"Aku ingin bertemu dengannya." adalah Aundy yang dimaksud oleh Ria.

"Apa yang ingin kamu pastikan?" tanya Wira dengan tatapan kosong. "Aku sudah kalah."

Ria tidak meminta Wira mengantarkannya ke tempat wanita itu, ia bisa datang sendiri sekalipun suaminya tidak memberitahu alamat.

"Dia cacat, dia sakit."

Ria mengambil tas.

"Dia sudah sangat terluka."

Ria membuka pintu dan pergi dari hadapan suaminya.

Oleh orang kepercayaan ibu mertua Ria di antar ke sebuah rumah di mana selingkuhan suaminya tinggal.

Saat pintu terbuka Ria menyaksikan wajah polos yang selama ini mendampingi Wira, menatap bingung padanya juga dua orang pria di belakang Ria.

"Siapa ya?" dengan nada rendah wanita itu bertanya.

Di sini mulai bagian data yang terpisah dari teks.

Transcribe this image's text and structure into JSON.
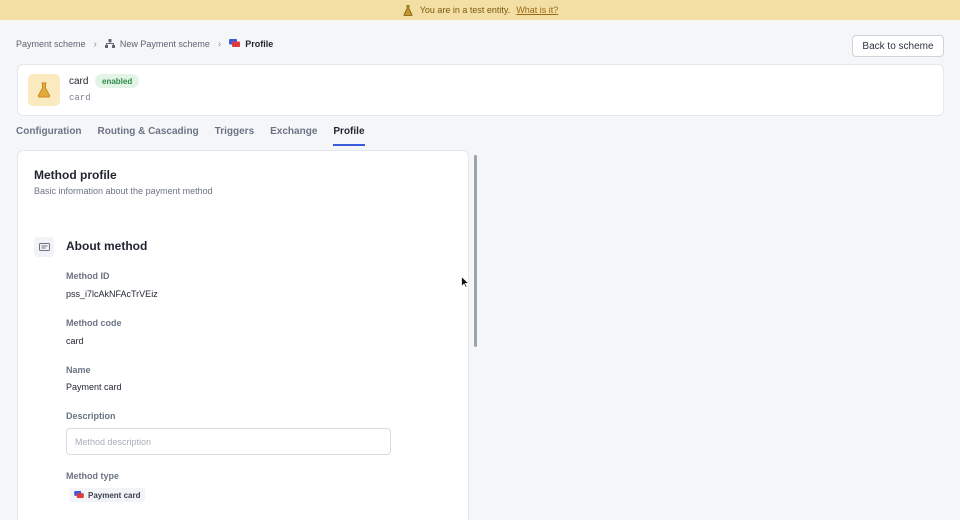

Ria menyerahkan kartu namanya, selang dua detik ia menyaksikan wajah pucat pasi gundik suaminya.

"Boleh aku masuk?"

Lebih tinggi darinya dengan postur tubuh teramat bagus ditambah wajah cantik bak ratu Cleopatra, saat tubuh itu melewatinya Aundy merasa dirinya bukan siapa-siapa.

Bisakah wanita seperti ini disebut penyihir? Ia juga menganggap Ria wanita tua yang tidak bisa melayani Wira.

Energinya kuat begitu yang dilihat Aundy, dia bukan lawannya.

Karena sudah memperkenalkannya diri lewat kartu nama, Ria langsung pada intinya. "Aku seorang pengacara, kamu tidak awam dengan jabatanku kan?"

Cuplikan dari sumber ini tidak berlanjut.